In Spain, insurance and pension funds, which are more likely to
invest in longer dated debt, hold about 10 percent.
UniCredit strategists said in a note that Wednesday's rise
in yields gave an opportunity to snap up some of the 6.5 billion
euros worth of Italian bonds on offer at an auction on Thursday
Traders said comments on Tuesday by European Central Bank
policymaker Joerg Asmussen indicating the bank would keep rates
low for more than a year, and the release later of minutes of
the Federal Reserve's June meeting were also limiting the market
reaction to the downgrade.
"All the talk from the ECB yesterday is still putting a lid
on spreads and I think there's a lot of wariness about the Fed
minutes as well," one trader said.
CONCERNS ON SPAIN
Rated just one notch above junk by Moody's and S&P, Spain
would be more vulnerable than Italy to a downgrade that would
force investors who only hold investment-grade debt to sell.
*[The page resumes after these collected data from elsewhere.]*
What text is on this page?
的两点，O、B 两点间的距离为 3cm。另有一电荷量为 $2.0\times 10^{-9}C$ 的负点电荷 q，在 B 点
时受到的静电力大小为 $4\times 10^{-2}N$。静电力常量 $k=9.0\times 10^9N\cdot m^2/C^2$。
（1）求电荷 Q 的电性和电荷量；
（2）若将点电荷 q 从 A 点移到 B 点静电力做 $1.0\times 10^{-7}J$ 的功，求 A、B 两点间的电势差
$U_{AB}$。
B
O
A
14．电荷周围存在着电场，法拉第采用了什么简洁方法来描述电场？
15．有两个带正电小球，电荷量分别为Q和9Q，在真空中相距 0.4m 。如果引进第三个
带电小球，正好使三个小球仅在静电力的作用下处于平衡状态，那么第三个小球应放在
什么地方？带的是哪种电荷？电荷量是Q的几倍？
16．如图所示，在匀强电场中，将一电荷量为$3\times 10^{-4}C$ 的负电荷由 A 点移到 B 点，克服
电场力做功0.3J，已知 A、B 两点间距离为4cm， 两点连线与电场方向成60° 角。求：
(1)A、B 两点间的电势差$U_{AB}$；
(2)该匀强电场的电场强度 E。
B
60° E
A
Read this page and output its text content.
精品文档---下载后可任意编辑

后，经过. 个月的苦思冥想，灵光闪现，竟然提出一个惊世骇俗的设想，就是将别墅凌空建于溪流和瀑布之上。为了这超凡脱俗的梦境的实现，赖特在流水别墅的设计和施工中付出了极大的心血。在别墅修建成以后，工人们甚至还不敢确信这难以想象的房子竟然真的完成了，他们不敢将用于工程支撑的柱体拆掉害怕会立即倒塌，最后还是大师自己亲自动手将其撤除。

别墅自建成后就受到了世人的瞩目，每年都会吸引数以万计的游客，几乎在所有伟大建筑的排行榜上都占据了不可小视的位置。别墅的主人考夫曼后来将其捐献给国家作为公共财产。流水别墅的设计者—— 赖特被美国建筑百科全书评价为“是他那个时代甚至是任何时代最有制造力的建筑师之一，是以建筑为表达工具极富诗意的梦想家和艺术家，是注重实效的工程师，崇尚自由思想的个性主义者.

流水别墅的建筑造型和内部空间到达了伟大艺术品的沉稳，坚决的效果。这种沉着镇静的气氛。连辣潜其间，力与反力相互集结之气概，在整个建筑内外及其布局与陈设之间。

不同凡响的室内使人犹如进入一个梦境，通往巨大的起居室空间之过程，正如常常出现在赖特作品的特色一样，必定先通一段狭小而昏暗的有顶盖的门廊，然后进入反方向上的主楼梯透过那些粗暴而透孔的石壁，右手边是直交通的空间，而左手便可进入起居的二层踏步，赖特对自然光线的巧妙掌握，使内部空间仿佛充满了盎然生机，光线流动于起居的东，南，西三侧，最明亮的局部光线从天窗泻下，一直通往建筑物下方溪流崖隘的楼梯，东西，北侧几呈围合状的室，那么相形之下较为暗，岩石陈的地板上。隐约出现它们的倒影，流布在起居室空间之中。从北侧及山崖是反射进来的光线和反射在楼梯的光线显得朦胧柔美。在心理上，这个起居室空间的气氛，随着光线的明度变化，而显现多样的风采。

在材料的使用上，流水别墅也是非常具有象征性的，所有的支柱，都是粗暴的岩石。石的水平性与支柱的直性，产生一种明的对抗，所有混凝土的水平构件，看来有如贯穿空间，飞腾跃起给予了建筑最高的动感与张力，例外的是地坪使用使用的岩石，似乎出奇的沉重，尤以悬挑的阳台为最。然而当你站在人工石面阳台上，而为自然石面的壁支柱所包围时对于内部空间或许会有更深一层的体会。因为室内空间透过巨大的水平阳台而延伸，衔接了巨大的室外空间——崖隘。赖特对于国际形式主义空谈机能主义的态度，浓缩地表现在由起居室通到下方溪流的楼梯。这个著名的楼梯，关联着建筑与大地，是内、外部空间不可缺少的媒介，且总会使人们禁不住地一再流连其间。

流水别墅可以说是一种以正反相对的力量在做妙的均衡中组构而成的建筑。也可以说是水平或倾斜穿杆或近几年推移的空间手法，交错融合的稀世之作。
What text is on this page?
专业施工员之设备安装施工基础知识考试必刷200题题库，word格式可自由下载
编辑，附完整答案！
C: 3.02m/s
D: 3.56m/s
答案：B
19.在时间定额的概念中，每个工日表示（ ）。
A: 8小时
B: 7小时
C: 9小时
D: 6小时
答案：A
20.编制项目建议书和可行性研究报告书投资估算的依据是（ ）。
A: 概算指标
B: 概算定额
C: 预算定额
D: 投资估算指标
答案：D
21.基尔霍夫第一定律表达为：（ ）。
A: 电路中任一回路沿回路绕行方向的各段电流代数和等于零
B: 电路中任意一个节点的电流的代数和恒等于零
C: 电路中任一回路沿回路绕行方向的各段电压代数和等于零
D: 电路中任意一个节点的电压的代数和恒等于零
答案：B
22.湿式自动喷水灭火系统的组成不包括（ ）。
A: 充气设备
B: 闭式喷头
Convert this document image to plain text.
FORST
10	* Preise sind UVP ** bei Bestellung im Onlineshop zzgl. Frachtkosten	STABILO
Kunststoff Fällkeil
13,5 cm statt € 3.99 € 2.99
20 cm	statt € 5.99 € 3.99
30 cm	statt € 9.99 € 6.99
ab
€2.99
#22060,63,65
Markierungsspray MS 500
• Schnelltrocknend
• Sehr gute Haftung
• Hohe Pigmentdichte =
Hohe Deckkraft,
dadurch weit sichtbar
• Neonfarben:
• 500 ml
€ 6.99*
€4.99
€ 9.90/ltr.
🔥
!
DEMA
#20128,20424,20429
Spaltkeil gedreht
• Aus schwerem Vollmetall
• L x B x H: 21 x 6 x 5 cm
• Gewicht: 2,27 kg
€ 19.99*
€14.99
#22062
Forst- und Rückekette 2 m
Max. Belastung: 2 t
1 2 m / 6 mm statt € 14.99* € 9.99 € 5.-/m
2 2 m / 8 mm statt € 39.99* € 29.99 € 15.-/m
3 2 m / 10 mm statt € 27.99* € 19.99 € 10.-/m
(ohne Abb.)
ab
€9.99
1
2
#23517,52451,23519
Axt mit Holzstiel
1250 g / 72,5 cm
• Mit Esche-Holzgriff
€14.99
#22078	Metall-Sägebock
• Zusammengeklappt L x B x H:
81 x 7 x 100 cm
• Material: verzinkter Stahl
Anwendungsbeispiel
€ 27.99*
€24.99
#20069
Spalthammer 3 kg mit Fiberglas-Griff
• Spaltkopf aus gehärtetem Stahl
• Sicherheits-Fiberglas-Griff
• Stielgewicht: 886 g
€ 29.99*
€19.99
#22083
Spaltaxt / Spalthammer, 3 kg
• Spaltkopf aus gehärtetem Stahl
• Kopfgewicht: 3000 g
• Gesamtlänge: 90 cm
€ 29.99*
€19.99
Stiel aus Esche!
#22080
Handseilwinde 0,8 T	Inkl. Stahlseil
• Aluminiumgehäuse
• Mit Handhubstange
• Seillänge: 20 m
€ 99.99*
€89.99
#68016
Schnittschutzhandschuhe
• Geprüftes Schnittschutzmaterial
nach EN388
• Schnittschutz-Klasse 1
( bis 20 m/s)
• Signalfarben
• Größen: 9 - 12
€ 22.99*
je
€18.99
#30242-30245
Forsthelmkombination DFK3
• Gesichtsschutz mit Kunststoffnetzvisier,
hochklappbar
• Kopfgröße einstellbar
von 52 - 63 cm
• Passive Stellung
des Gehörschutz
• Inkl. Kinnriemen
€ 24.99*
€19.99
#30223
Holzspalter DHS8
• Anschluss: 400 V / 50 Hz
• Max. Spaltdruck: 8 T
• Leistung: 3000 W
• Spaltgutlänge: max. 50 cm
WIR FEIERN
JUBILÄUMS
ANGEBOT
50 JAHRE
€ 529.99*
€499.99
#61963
Spanish 10-year bond yields were 8 basis points higher at
4.77 percent on Wednesday, while other indebted euro zone
countries' bonds were stable.
"The downgrade illustrates that we haven't reached the
bottom yet (for ratings) and it shows how worried Spain should
be," said Jan von Gerich, fixed income chief analyst at Nordea.
"Spain is more immediately at risk (of forced selling). The
big thing would be if Spain lost its investment-grade status."
Bund futures were 13 ticks higher at 142.69,
getting some support from weak Chinese trade data.